A lot of this family stuff feels contemporary. In fact it's almost too contemporary. Whenever Doc transfers himself into the holodeck, it feels like he's stepping into the 1990s. But, then again, no one said that family life in the 24th century had to be that different from what it is today. I'm not saying that's bad—not at all—but I'll admit that it was kind of weird jumping from the decks of Voyager to the living room of a house, merely treating it all like different aspects of a real life.
The most powerful part of "Real Life" is when tragedy strikes, that is, when the Doctor's daughter suffers a head injury while playing Peresie Squares. The injuries are too severe to treat and she's going to die. I was genuinely surprised by this turn of events. By pushing the consequences of the situation to the extreme so suddenly, the writers put Doc in a situation that will cause him a great deal of unexpected confusion and pain.
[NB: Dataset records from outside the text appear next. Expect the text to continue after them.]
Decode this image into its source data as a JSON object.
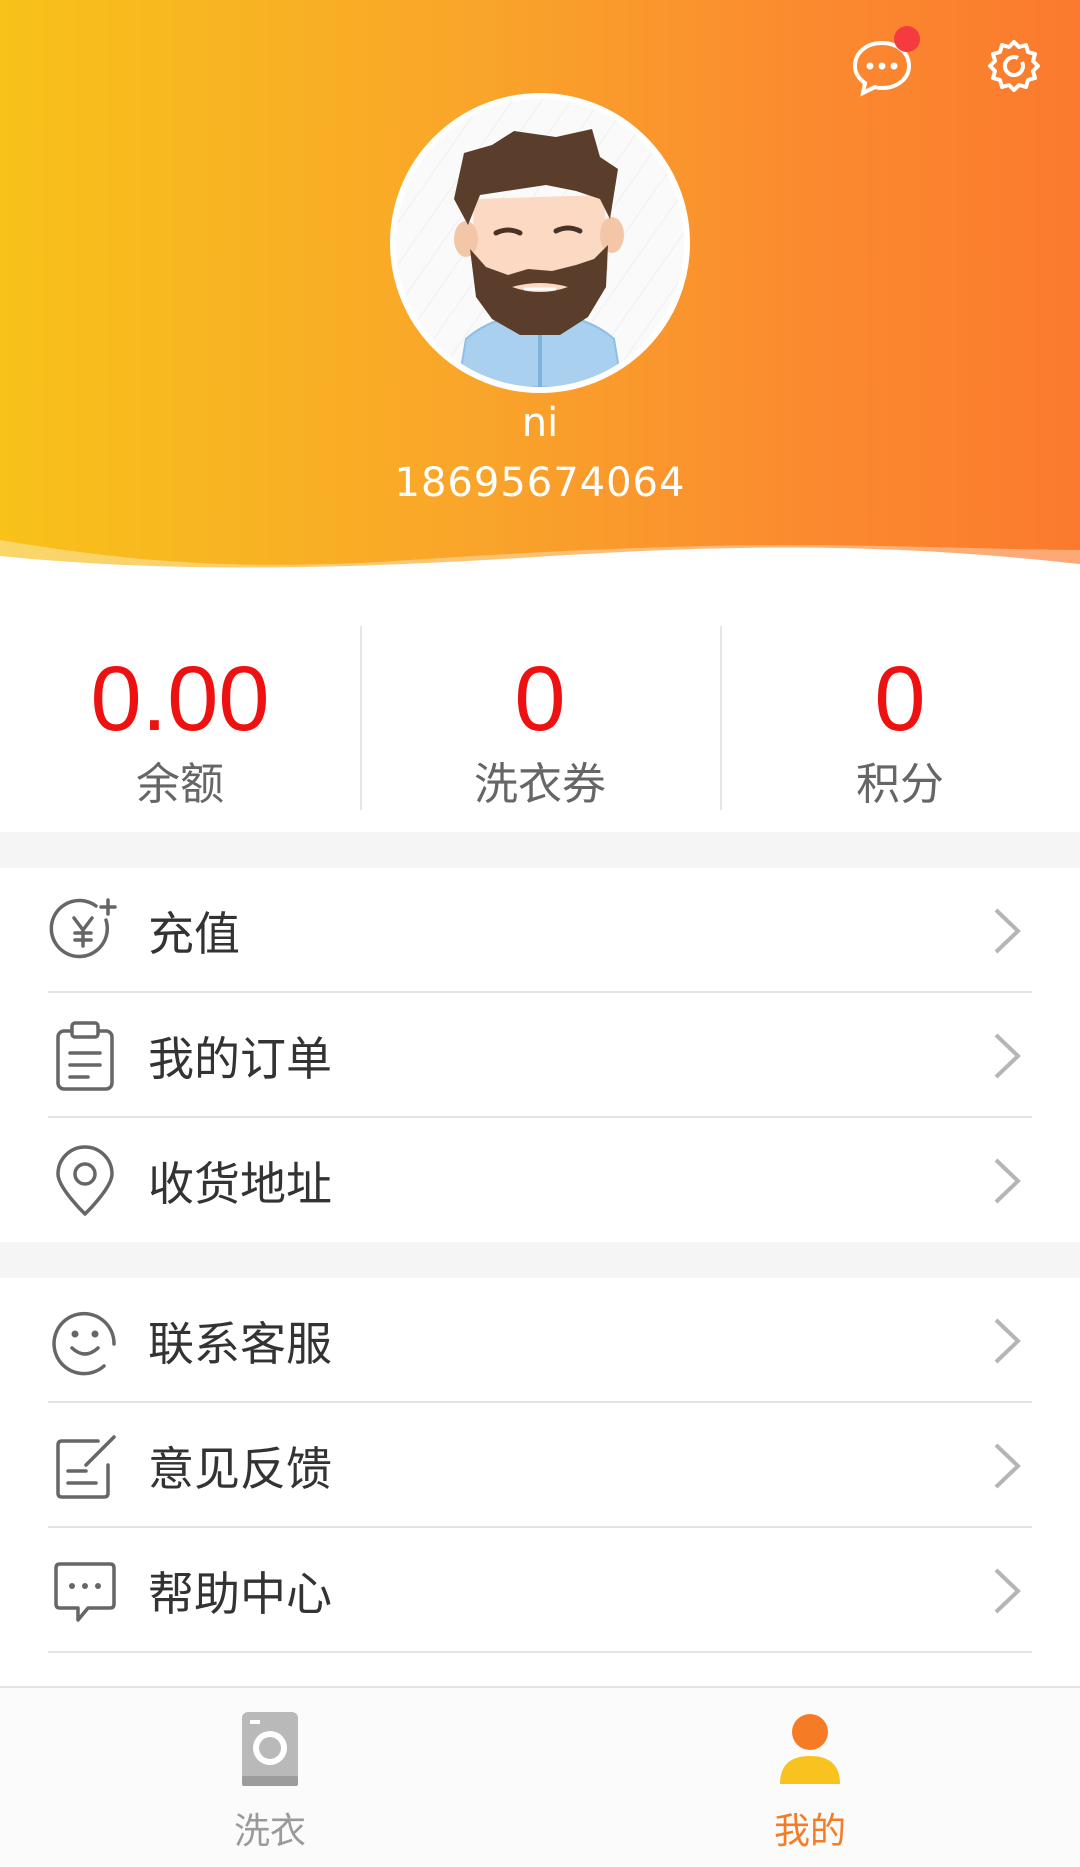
{
  "colors": {
    "header_gradient_start": "#f8c21a",
    "header_gradient_end": "#fb7a2e",
    "stat_value": "#ee1111",
    "accent": "#f57c24",
    "notification_dot": "#f63b40"
  },
  "header": {
    "message_icon": "chat-bubble-icon",
    "settings_icon": "gear-icon",
    "avatar": "bearded-man-avatar"
  },
  "user": {
    "name": "ni",
    "phone": "18695674064"
  },
  "stats": [
    {
      "value": "0.00",
      "label": "余额"
    },
    {
      "value": "0",
      "label": "洗衣券"
    },
    {
      "value": "0",
      "label": "积分"
    }
  ],
  "menu_group_1": [
    {
      "label": "充值",
      "icon": "yuan-plus-icon"
    },
    {
      "label": "我的订单",
      "icon": "clipboard-icon"
    },
    {
      "label": "收货地址",
      "icon": "location-pin-icon"
    }
  ],
  "menu_group_2": [
    {
      "label": "联系客服",
      "icon": "smiley-icon"
    },
    {
      "label": "意见反馈",
      "icon": "edit-note-icon"
    },
    {
      "label": "帮助中心",
      "icon": "message-dots-icon"
    }
  ],
  "tabbar": [
    {
      "label": "洗衣",
      "icon": "washing-machine-icon",
      "active": false
    },
    {
      "label": "我的",
      "icon": "user-icon",
      "active": true
    }
  ]
}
Doc can't cope with the situation so he ends the program with the intention of never returning.
This is where the truth of the episode resides. Since the Doctor has the option of simply turning off his life, does this mean he is fortunate to be able to avoid facing tragedy? No, it doesn't, because without tragedy and struggle there is no progress. That may seem like a fairly obvious and overused statement, but it works here because it's true. The only way Doc will learn anything about himself and humanity is by moving forward, taking the experiences that have been given to him. The fact that these events are artificially created is completely irrelevant. These people and events are just as real as Doc believes them to be, so by playing by the rules, he will get the most out of the experience. As Paris tells him in a wonderfully realized scene, if Doc refuses to face his family program in the face of bad news, he'll miss the entire point in the long run. Similarly, viewers who simply dismiss these events as "implausible" or "not real" are also missing the entire point of the Doctor's plight.
In the closing minutes of the show, Belle is supplied with a tender deathbed scene that proves surprisingly poignant. Overall, this tragedy turns out to be a good way of starting what will hopefully become a continuing story arc. There are great possibilities for building upon this. So let me close with a look to (and a demand of) future episodes:
I sincerely hope that this family storyline is here to stay. It absolutely has to be seen again, otherwise the writers are missing their own point. Judging by the ending, Doc's family can't simply vanish any more than did Miles O'Brien's family on Deep Space Nine. These characters must come back, and there needs to be a follow up to the events that happened here. I don't mean to sound skeptical, but after the way the writers simply tossed away the aforementioned "memory loss" issue from "Swarm," I'm not taking anything as given. So, let's have some more like this. I'd be very pleased.